In September, my husband, Tyler, and I attended an Advanced Fly Casting Techniques workshop in Bryson City, NC under the instruction of Mac Brown. We signed up for this course with the ultimate goals of becoming better anglers and more efficient casters, catching more fish on our own trips, and one day achieving our Casting Instructor Certification through Fly Fishers International.
First, I must say that Mac Brown is a master of his craft. He’s an excellent and charismatic instructor with a larger-than-life personality. I participated fully in the weekend as a sponge, soaking up any and all information that I could in the time we spent at the casting school.
Mac teaches a grip and casting style that is more modern and scientifically backed to be more efficient, to send casts further, and to present flies better. However, his three-point grip with a 12-11 cast is very different from the traditional thumb-on-top grip with a 10-2 cast that many of us grew up learning, practicing, and using for our entire flyfishing lives.

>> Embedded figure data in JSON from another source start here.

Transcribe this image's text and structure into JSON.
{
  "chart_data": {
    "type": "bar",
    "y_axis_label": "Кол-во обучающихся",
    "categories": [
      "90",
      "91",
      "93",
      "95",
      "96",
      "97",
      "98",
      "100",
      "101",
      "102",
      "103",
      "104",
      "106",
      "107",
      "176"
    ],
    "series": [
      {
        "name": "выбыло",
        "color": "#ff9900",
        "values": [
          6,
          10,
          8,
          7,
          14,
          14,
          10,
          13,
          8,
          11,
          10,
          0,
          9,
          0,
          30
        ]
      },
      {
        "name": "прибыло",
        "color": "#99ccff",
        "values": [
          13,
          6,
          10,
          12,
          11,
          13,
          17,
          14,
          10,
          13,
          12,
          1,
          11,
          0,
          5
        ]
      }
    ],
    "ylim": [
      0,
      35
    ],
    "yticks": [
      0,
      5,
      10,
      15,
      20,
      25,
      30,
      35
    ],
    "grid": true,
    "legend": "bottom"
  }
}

The techniques he teaches translate well into all casting forms and styles including the traditional full cast, the roll cast, the single and double-haul, and other more advanced casts that have nuanced presentations. My attempts to coax my brain into ignoring 18 years of muscle memory and put into practice these new techniques have had mixed outcomes. Sometimes, I am successful and send a well-executed cast with the new-and-improved form that any sage fish would be duped by! Other times, I produce an incorrect pile of line and a presentation that would terrify even the most naïve fish.
Flyfishing Lessons Learned
Throughout the course, Mac reminded us that if, when we practice, we can produce one more good cast and one fewer poor cast each time, then we are headed in the right direction. I am so grateful for these words of wisdom in my flycasting practice. I arrived at the Advanced Fly Casting course excited and even a little nervous. I learned a TON, and I left humbled but motivated to be better. Although I have a long way to go to re-learning and transforming my flycast, I am still highly motivated by the goal of being a better caster and fisher. I love that flyfishing, a sport I hold so dear and have been practicing for the majority of my life, continues to teach me new lessons, humble me, and bring me joy when I throw that one more good cast.